English Extension
Students completing English Extension 2 are asked to complete a completely original major work across a range of forms. These can include podcast or film productions, creation of a suite of poetry, composition of a piece of creative nonfiction, fiction, or a critical response. In 2024, both students chose to compose significant critical responses based on areas of interest to them. Their responses were approaching 5000 words in length and included a reflection statement, as well as three assessment tasks throughout the course focused on their conceptual, research, and creative processes.
Michael Krizan
The Resurrection of the Auteur: A Critical Response on the Inevitable Rise of Metamodernism in Film
Modern film has reached critical mass – if it is not a garish extension of a superhero cinematic universe, a remake of a 1980s blockbuster, or an adaptation of a best-selling novel, then is it worth producing? Michael Krizan’s critical response highlights the state of modern cinema, where the competing influences of Postmodernism and Modernism have left audiences in confusion. Do audiences continue to sneer at universal experience at the expense of representations of commonality? Or do we lull ourselves into believing singular narratives that narrow our appreciation of culture and the human experience? However, Krizan shifts the focus to the emerging paradigm of Metamodernism, which synthesises these two 20th-century pillars of thought. This synthesis is framed through analysis of contemporary films Everything Everywhere All at Once, French Dispatch, and the imitable instant classic Barbie.

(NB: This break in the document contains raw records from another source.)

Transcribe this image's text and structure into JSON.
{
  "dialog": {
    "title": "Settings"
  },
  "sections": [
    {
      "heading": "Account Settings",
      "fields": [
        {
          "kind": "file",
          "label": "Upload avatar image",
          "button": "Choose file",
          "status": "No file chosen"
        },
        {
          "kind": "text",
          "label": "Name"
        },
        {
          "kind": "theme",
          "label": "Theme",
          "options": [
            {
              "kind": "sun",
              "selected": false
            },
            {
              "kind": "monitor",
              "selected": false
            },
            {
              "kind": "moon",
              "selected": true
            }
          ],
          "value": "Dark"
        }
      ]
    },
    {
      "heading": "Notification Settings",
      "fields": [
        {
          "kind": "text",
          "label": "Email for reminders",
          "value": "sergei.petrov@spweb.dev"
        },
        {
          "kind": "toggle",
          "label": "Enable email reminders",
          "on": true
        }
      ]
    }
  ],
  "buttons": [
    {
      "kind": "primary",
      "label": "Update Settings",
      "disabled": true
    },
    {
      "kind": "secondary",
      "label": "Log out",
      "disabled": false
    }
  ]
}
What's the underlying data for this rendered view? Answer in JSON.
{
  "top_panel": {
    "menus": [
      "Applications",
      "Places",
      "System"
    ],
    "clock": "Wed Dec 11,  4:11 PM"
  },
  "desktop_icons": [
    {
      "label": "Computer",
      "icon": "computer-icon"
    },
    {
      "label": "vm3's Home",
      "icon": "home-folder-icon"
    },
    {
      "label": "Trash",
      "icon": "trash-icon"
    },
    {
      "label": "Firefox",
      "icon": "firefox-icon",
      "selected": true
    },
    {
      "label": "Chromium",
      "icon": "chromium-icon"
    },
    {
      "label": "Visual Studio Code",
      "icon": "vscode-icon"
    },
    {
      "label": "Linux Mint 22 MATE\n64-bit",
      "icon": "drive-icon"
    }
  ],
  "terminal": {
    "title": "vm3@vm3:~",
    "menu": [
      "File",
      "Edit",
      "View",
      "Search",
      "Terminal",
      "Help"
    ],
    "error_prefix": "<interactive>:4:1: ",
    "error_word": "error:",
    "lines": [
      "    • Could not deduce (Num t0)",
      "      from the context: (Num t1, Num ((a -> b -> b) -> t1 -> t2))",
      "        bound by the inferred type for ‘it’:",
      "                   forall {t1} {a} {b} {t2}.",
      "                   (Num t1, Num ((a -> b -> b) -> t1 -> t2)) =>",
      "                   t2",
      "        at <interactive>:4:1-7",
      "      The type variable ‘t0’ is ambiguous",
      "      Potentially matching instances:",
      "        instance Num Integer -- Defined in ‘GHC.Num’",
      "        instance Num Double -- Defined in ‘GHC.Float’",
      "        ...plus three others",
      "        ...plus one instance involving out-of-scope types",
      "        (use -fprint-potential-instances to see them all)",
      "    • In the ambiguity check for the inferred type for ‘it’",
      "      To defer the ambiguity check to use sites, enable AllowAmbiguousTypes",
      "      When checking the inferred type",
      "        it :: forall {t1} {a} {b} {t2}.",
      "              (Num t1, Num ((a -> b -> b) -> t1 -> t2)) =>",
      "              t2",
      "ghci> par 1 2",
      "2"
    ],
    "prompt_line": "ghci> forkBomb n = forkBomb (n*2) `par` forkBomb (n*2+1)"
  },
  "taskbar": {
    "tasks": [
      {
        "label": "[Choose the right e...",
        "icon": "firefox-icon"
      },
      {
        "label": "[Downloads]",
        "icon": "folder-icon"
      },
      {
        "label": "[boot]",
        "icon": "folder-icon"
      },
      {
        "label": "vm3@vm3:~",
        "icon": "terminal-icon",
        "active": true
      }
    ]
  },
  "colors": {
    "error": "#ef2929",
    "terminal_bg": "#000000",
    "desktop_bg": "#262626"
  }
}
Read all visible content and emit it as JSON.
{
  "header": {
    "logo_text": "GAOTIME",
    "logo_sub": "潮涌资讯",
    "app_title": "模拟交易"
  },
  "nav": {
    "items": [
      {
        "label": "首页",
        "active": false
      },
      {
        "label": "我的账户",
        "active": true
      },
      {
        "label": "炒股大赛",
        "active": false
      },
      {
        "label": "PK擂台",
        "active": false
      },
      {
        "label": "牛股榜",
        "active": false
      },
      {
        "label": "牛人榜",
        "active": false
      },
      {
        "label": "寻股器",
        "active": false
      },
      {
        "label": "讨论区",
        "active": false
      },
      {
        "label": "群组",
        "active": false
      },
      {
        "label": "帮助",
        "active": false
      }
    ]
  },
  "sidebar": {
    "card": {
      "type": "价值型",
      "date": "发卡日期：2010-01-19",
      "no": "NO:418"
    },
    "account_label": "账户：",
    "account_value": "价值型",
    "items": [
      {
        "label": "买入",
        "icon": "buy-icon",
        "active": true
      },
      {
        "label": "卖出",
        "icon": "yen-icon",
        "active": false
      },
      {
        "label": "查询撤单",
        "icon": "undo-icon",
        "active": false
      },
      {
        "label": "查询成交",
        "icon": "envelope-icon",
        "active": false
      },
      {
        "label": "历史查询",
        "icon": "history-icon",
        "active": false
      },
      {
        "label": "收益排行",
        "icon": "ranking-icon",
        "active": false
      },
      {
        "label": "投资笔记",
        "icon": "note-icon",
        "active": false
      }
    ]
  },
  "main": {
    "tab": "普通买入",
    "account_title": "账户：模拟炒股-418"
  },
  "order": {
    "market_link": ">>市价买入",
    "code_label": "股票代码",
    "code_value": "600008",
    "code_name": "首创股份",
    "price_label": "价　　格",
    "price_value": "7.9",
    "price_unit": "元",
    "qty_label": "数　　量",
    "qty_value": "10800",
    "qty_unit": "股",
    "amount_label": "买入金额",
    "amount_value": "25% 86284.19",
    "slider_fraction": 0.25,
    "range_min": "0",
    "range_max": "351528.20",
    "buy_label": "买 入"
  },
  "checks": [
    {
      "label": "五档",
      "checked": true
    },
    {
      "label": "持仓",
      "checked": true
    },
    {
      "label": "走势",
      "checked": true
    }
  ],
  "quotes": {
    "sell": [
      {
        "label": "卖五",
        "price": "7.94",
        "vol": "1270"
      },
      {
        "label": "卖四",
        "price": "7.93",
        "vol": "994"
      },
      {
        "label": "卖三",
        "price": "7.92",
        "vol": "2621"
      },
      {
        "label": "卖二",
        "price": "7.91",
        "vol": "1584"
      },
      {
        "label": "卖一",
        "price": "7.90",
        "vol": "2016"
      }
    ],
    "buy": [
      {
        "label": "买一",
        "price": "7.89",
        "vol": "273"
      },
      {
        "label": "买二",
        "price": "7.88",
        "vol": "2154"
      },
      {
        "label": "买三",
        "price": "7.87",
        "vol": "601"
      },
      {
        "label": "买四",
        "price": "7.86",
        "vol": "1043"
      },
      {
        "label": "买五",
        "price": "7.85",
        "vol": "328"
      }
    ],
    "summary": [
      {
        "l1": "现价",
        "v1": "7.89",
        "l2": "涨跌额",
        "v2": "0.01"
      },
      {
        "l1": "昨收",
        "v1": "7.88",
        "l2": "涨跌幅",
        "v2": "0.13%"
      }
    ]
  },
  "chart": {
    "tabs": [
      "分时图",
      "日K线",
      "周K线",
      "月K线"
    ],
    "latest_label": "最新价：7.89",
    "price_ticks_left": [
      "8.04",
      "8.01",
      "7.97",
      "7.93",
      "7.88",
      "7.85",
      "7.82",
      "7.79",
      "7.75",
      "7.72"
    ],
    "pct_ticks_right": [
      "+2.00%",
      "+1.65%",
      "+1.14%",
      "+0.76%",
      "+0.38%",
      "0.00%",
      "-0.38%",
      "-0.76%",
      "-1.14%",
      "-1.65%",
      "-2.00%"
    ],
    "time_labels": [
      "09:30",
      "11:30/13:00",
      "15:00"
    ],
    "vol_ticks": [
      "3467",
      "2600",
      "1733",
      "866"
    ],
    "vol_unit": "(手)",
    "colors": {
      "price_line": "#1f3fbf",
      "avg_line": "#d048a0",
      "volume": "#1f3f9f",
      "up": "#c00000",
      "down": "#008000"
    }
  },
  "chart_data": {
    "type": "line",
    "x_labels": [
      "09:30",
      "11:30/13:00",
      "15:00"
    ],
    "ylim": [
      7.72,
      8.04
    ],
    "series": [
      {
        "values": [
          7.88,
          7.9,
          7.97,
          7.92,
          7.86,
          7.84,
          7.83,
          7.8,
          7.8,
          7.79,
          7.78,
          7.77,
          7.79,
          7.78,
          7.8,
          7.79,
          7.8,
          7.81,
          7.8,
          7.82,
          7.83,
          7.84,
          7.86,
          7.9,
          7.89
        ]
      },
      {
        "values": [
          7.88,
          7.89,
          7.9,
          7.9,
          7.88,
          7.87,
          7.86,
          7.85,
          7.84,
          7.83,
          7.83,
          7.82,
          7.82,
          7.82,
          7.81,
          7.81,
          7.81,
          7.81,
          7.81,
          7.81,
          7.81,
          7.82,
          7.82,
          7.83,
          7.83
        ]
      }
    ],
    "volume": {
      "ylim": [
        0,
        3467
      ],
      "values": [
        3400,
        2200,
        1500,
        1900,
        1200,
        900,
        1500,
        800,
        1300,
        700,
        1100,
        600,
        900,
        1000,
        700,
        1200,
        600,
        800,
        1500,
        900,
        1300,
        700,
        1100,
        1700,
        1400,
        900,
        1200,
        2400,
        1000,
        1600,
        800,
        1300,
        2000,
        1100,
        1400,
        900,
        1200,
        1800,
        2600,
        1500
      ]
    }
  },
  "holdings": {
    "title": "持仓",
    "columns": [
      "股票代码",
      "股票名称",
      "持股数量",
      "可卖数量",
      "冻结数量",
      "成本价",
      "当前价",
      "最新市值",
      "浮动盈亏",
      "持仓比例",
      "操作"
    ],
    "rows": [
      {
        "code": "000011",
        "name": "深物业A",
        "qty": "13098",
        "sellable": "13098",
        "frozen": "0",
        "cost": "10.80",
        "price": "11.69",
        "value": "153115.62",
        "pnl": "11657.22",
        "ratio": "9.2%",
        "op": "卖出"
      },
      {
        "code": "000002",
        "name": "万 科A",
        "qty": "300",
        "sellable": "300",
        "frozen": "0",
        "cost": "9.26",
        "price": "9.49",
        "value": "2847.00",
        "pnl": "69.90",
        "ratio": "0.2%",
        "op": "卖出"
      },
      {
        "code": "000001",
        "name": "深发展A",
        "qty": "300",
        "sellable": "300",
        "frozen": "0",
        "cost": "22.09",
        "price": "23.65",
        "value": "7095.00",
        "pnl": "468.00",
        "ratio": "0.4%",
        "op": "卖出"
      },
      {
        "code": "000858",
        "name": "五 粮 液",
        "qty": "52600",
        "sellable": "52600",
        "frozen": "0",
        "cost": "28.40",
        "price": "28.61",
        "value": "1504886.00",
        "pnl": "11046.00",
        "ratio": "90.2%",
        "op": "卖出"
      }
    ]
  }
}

Ultimately, Krizan’s essay suggests that when it comes to film, we can indeed have the best of both worlds.
Daniel Staal
The Contemporary Bildungsroman: A Post-Bourgeois State in between Postmodernism and Metamodernism
Literature will always have its archetypes: the fatally flawed hero, the damsel in distress, character’s meeting symbolic and literal crossroads, the raging internal and external conflict between good and evil. These tropes welcome audiences as if they were an embrace from a long unseen friend. What is more familiar to us,then, than the time-honoured Bildungsroman? The Germanic roots of the phrase stand for “formation” and “novel”; these are the very stories that are meant to define us. These stories are entwined within our development and the texts within the genre should represent the core of our beings. Of course, the contemporary world does not allow for such simplicities. Daniel Staal’s essay acts with dual purpose: to prompt a reconsideration of the genre and champion its contemporary revitalisation. Through an examination of diverse contemporary texts from outside the typically considered Western paradigm, Staal establishes new branches within a field of knowledge relating to a mainstay of the literary world. This response itself had its own formation journey, beginning as a fictocritical response before shedding these elements to present in its final analytical form, providing readers with an exciting glimpse into the new directions of the Bildungsroman genre.